See also: quack-salver
From Middle Dutch kwaksalver (“a hawker of salve”) (modern Dutch kwakzalver), from kwaken (“to boast, to brag; to croak”) + salve (“ointment, salve”) (modern Dutch zalf) + -er (“suffix forming an agent noun”).
- (Received Pronunciation) IPA(key): /ˈkwæksælvə/
- (General American) IPA(key): /ˈkwæksælvɚ/
- Hyphenation: quack‧sal‧ver
quacksalver (plural quacksalvers)
- (archaic) One falsely claiming to possess medical or other skills, especially one who dispenses potions, ointments, etc., supposedly having curative powers; a quack. [from c. 1570]
1596, Thomas Nashe, Haue vvith You to Saffron-vvalden. Or, Gabriell Harueys Hunt is vp: Containing a Full Answere to the Eldest Sonne of the Halter-maker. Or, Nashe His Confutation of the Sinfull Doctor. The Mott or Posie, in stead of omne tulit punctum: pacis fiducia nunquam. As much to Say, as I Sayd I would Speake with Him, London: Printed at London by Iohn Danter, OCLC 606512479; reprinted as John Payne Collier, editor, Have with You to Saffron-Walden: Or, Gabriell Harveys Hunt is up. [...] (Miscellaneous Tracts Temp. Eliz. & Jac. 1; 9), [London: s.n., 1870], OCLC 644131351, page 30:
- [F]ree me from thoſe outward encumbrances of cares that over-whelme mee, and let this paraliticke quackſalver fill ten thouſand tunnes with ſcelerata ſinapis, ſhrewiſh ſnappiſh muſtard, as Plautus calls it, […]
1710, Abraham Cowley, “Cutter of Coleman-Street”, in The Works of Mr. Abraham Cowley: In Two Volumes. Consisting of Those which were Formerly Printed; and Those which He Design’d for the Press; Publishd out of the Authors Original Copies. With The Cutter of Coleman-Street, volume II, 11th edition, London: Printed for J[acob] Tonson; and sold by D. Browne [et al.], OCLC 753371909, Act II, scene vii, page 832:
- Wid[ow]. Why, Man's Life is but a Flower, Mr. Jolly, and the Flower withers, and Man withers, as Mr. Knock-down obſerv'd laſt Sabbath-day at Evening Exerciſe: But, Neighbour, you're paſt the Flower, you've grown old as well as I— / Jol[ly]. I'the very Flower; that damn'd Quack-ſalver—
1822, [Walter Scott], chapter III, in Peveril of the Peak. [...] In Four Volumes, volume IV, Edinburgh: Printed for Archibald Constable and Co.; London: Hurst, Robinson, and Co., OCLC 2392685, page 63:
- "My fortune," said the Duke, "is too vast to be hurt by a petty wound; and I have, as thou knowest, a thousand salves in store for the scratches and scars which it sometimes receives in greasing my machinery." / "Your Grace does not mean Dr Wilderhead's powder of projection?" / "Pshaw! he is a quacksalver and mountebank."
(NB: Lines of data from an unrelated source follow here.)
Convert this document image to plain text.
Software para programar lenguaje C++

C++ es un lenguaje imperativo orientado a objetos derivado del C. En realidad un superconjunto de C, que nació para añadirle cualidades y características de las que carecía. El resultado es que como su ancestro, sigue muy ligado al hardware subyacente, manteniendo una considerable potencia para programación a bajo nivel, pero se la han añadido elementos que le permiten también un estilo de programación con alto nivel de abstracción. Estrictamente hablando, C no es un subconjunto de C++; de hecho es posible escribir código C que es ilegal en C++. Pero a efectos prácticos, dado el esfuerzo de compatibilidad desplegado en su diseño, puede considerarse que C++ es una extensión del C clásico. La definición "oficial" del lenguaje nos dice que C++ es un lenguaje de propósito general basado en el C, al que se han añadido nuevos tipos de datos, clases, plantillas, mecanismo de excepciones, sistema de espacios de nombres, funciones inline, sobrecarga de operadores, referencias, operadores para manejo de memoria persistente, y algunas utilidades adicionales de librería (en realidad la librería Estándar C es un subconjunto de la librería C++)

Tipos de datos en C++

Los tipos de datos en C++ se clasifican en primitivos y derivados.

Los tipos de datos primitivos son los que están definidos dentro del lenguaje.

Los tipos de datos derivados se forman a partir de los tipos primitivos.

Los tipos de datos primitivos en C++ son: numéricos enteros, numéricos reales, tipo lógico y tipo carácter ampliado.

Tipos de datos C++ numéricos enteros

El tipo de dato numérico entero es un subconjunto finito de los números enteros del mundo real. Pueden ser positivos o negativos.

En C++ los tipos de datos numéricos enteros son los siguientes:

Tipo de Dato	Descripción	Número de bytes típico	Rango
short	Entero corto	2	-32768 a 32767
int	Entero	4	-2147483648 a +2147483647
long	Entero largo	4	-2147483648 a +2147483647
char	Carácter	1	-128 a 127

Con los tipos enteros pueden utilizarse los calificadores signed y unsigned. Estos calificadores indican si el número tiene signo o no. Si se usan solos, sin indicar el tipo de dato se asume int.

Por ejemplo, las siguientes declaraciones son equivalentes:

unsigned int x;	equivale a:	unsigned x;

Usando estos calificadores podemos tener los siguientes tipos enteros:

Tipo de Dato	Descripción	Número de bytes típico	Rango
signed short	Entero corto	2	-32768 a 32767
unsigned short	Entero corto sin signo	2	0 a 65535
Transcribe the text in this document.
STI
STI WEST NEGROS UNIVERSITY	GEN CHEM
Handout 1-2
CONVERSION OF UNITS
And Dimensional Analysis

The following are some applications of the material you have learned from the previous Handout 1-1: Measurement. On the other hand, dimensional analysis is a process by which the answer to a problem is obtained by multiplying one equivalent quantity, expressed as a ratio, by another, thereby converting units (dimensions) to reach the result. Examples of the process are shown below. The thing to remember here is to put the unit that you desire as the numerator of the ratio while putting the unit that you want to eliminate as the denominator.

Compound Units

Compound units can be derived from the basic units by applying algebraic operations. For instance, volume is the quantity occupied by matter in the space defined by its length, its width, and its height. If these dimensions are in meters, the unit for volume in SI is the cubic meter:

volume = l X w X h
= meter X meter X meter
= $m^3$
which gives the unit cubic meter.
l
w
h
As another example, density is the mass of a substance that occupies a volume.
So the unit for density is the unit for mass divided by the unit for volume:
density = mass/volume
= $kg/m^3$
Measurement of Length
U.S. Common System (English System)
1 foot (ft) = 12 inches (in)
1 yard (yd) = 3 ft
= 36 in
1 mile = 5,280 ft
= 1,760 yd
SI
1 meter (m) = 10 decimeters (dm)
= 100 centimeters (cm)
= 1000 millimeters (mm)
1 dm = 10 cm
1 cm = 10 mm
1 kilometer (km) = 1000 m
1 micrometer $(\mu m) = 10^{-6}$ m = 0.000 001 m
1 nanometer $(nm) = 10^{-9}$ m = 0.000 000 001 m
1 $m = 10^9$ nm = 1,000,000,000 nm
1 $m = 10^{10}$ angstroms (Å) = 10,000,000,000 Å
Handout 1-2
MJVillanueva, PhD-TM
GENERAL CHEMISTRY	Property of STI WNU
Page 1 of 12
1910, Jeffrey Farnol, “Which Describes Sundry Happenings at the Fair, and Ends this First Book”, in The Broad Highway: A Romance of Kent, new and cheaper edition, London; Edinburgh: Sampson Low, Marston & Co. Ltd., OCLC 919755165, book I, page 153:
- “I come before you, ladies and gentlemen, […] to introduce to you what I call my Elixir Anthropos— […]” […] [H]e listened intently to the quack-salver’s address, and from time to time his eyes would twinkle and his lips curve in an ironic smile.
1927 October 2, “Town criers”, in The New York Times, page E8:
- One is reminded of a familiar figure of medieval fairs, who survived long in this country [England], and perhaps still survives in remote districts—the quacksalver who hawks his infallible remedies from a wagon.
2012, Joseph P. Byrne, “Charlatans and Quacks”, in Encyclopedia of the Black Death, Santa Barbara, Calif.: ABC-CLIO, ISBN 978-1-59884-253-1, page 70, column 1:
- Charlatans and quacksalvers treated the sick and dying and peddled medicines to keep one healthy but operated under no license to do so. […] Though often tarred as frauds, their methods often differed little from those of the professionals.